Ebenfalls wundert mich, das im ISPConfig Frontend in der Mailtraffic Anzeige 0 steht.
Schaue ich aber in der DB sehe ich das die Tabelle "mail_traffic" aber Daten beinhaltet.
Was kann ich tun?

Kurz zur verwendeten umgebung:
Server1 - Master Server mit allen Rollen
Server2 - Slave mit DNS und DB

ISPConfig Version 3.0.5.3
OS Debian Wheezy (VPS)


----------



## mcitpsa (14. Apr. 2014)

Mir dämmert da glaube gerade etwas ... das ich vor lauter suchen übersehen / ignoriert habe ...

Sollte beim stats ordner nicht als Owner der web user stehen anstatt root?

Das würde eines zumindest "erklären" bleibt nur noch dann (wenns denn so ist) die sache mit dem Mailtraffic im ISPConfig 3 Frontend.


----------



## Till (14. Apr. 2014)

Die Rechte des stats Ordners sind in Ordnung so.

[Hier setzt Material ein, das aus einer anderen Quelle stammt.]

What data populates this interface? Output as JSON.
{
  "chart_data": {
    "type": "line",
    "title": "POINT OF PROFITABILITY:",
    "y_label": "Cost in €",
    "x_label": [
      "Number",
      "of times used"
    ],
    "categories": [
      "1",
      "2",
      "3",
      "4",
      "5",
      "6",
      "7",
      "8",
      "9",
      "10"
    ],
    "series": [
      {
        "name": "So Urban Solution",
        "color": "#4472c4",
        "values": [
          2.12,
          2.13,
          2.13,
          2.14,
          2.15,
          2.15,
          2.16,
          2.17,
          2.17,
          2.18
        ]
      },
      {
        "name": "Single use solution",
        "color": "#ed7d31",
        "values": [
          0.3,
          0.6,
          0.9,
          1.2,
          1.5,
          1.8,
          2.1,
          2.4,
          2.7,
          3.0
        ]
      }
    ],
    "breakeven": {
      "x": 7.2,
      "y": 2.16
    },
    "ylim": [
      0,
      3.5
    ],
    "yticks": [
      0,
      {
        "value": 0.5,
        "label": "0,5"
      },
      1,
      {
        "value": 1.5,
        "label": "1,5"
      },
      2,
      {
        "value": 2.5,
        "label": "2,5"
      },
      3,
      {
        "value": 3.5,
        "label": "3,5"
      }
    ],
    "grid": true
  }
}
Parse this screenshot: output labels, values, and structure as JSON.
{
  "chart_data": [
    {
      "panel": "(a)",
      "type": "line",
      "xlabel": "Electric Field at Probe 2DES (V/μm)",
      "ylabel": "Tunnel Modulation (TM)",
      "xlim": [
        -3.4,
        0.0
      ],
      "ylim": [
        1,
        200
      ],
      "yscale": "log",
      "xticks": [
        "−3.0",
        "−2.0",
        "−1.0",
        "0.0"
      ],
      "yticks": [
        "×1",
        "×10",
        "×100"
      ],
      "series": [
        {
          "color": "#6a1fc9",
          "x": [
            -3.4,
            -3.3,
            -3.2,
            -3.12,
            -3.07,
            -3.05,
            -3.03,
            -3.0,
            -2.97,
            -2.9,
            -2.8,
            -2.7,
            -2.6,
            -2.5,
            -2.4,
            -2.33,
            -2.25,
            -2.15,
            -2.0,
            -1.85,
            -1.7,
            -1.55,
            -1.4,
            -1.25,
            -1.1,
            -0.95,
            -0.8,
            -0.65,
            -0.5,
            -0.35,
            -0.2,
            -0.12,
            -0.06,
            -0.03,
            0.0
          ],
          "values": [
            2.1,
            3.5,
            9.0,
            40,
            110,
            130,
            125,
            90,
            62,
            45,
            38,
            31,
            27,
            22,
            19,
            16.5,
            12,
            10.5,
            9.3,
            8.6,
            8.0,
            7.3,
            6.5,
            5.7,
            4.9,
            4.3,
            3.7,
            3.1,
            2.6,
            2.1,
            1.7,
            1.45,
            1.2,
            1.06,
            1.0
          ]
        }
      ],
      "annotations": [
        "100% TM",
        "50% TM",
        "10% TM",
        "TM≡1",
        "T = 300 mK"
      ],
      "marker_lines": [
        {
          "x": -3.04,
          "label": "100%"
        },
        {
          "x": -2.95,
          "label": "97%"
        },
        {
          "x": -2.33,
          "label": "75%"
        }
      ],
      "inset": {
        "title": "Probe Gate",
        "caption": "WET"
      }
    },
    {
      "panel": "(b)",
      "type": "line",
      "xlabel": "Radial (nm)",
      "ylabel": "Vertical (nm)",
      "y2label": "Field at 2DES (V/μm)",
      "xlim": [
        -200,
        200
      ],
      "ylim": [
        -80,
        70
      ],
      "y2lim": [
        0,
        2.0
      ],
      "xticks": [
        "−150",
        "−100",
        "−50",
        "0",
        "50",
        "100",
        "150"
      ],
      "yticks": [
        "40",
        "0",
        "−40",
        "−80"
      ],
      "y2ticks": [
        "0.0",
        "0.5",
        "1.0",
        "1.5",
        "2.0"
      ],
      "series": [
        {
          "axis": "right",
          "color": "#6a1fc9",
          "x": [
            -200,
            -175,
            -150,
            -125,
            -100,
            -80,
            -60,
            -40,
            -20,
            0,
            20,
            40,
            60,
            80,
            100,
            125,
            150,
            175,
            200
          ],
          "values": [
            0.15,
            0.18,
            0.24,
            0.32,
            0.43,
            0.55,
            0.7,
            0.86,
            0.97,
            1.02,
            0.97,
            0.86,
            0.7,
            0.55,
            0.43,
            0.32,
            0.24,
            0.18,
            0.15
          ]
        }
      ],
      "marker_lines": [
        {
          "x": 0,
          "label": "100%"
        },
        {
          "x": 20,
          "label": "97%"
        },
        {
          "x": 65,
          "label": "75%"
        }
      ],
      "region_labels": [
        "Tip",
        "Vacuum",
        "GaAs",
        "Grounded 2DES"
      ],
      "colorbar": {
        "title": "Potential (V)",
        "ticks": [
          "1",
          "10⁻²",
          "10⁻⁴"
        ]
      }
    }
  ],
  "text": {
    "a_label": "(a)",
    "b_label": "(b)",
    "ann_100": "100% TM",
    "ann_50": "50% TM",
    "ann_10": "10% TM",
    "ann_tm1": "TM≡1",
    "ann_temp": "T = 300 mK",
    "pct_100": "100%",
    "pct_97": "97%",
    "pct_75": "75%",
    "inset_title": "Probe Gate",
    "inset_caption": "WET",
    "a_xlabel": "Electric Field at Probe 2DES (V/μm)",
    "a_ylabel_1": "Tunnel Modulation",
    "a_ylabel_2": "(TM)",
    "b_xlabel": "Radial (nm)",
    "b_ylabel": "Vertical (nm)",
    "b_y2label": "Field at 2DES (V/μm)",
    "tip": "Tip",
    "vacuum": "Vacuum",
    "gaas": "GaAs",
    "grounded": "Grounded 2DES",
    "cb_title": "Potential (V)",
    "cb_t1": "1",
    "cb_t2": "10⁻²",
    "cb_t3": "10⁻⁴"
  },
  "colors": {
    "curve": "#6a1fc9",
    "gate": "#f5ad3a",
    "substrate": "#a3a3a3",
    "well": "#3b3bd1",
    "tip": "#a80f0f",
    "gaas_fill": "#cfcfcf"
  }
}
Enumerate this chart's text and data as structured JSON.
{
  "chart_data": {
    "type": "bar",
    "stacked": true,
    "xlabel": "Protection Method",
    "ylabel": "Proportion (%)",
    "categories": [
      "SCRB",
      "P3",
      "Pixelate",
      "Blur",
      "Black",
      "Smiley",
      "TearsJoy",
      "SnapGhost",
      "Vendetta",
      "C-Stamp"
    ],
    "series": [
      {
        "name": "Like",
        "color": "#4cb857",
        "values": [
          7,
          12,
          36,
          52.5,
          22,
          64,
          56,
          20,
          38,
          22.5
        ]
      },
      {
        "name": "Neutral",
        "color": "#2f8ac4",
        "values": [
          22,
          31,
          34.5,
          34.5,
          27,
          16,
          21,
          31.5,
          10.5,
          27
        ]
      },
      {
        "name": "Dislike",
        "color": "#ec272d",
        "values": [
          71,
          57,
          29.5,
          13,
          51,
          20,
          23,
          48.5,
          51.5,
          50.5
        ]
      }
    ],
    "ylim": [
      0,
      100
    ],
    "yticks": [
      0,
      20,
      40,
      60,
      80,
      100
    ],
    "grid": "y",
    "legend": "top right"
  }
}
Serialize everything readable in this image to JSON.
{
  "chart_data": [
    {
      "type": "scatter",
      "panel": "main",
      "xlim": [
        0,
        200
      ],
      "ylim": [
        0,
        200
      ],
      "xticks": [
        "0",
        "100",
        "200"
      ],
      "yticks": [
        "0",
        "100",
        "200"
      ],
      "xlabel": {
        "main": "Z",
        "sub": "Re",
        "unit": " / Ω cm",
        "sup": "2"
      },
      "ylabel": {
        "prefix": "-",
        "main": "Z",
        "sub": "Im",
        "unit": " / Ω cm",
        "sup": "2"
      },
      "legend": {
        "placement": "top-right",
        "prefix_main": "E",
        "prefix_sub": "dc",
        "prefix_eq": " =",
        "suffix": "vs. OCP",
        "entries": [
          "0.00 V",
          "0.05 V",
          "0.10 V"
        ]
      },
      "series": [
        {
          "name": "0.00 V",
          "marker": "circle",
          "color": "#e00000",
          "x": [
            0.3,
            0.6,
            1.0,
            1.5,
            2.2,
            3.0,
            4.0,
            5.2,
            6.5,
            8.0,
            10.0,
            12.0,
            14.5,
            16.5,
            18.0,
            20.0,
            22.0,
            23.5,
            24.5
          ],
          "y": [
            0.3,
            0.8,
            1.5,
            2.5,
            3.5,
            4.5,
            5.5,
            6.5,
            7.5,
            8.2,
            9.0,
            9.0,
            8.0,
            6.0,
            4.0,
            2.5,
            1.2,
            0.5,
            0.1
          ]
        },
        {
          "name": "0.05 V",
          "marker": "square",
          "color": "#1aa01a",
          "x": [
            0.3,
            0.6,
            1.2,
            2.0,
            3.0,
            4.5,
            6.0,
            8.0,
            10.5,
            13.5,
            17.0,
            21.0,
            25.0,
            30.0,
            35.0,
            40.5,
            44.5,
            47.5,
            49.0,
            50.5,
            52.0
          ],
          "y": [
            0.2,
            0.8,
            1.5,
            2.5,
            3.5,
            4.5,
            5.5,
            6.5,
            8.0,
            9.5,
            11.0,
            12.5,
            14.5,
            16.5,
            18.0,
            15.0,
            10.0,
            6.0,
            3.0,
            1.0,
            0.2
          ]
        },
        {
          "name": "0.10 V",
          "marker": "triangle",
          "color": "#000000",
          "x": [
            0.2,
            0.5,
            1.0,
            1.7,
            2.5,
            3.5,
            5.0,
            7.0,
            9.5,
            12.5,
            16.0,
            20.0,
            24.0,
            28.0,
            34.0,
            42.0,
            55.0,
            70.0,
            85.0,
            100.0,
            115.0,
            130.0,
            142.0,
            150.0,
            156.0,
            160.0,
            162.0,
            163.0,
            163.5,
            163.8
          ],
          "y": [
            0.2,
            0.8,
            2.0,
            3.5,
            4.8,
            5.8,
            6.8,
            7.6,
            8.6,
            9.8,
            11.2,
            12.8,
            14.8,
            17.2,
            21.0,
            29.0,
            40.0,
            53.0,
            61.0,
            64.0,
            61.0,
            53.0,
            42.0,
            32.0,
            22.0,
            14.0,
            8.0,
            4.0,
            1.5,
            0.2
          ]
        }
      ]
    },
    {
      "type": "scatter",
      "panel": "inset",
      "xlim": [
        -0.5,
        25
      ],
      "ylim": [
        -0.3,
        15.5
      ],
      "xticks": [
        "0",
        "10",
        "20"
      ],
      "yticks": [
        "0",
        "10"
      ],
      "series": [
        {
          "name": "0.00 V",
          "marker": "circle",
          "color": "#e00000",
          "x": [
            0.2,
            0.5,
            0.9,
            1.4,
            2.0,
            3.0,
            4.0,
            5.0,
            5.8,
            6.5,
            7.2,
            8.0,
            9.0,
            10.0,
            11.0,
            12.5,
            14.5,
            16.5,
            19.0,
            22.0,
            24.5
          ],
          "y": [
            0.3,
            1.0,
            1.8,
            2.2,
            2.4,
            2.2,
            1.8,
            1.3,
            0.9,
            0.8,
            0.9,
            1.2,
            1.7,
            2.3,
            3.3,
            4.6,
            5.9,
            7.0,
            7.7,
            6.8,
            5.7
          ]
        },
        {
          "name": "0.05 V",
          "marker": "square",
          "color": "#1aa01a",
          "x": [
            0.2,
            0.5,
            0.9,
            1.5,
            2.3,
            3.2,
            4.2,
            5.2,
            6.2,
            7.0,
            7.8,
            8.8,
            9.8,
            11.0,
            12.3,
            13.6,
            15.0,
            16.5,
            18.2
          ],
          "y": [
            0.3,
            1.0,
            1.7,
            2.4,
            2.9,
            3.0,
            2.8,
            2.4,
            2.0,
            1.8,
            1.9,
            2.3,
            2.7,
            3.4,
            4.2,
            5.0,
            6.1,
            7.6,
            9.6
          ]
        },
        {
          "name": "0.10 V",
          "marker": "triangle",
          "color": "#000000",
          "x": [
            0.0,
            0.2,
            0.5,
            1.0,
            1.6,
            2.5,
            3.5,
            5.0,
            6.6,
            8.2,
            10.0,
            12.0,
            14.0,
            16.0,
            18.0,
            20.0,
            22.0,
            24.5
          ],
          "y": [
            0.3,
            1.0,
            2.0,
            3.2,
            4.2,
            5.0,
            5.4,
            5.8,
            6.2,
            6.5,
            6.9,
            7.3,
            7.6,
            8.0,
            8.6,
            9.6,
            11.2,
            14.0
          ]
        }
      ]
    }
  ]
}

Zu Deinem Problem, awstats erstellt web Statistiken und keine Emailstatistiken. Daher hat die Tabelle mail_traffic nichts mit awstats zu tun.

Schau doch mal in den log ordner des web, ob dort Zugriffe im access.log gelogged werden.


----------



## mcitpsa (14. Apr. 2014)

Hallo Till,

danke für den Hinweiss.
Mir war klar das AWStats keinen Mailtraffic auflistet. 
War wohl ein wenig unpassend von mir formuliert.
Ich gehe aber davon aus in der Access.log daten erfasst werden.
Starte ich den Cron per hand, wird AWStats auch aktualisert.

In der ISP Log findet sich auch kein hinweiss das der Cron nacht irgendwelche Fehler zurück gibt.
(Auszug aus dem Log kann ich heute abend anfügen)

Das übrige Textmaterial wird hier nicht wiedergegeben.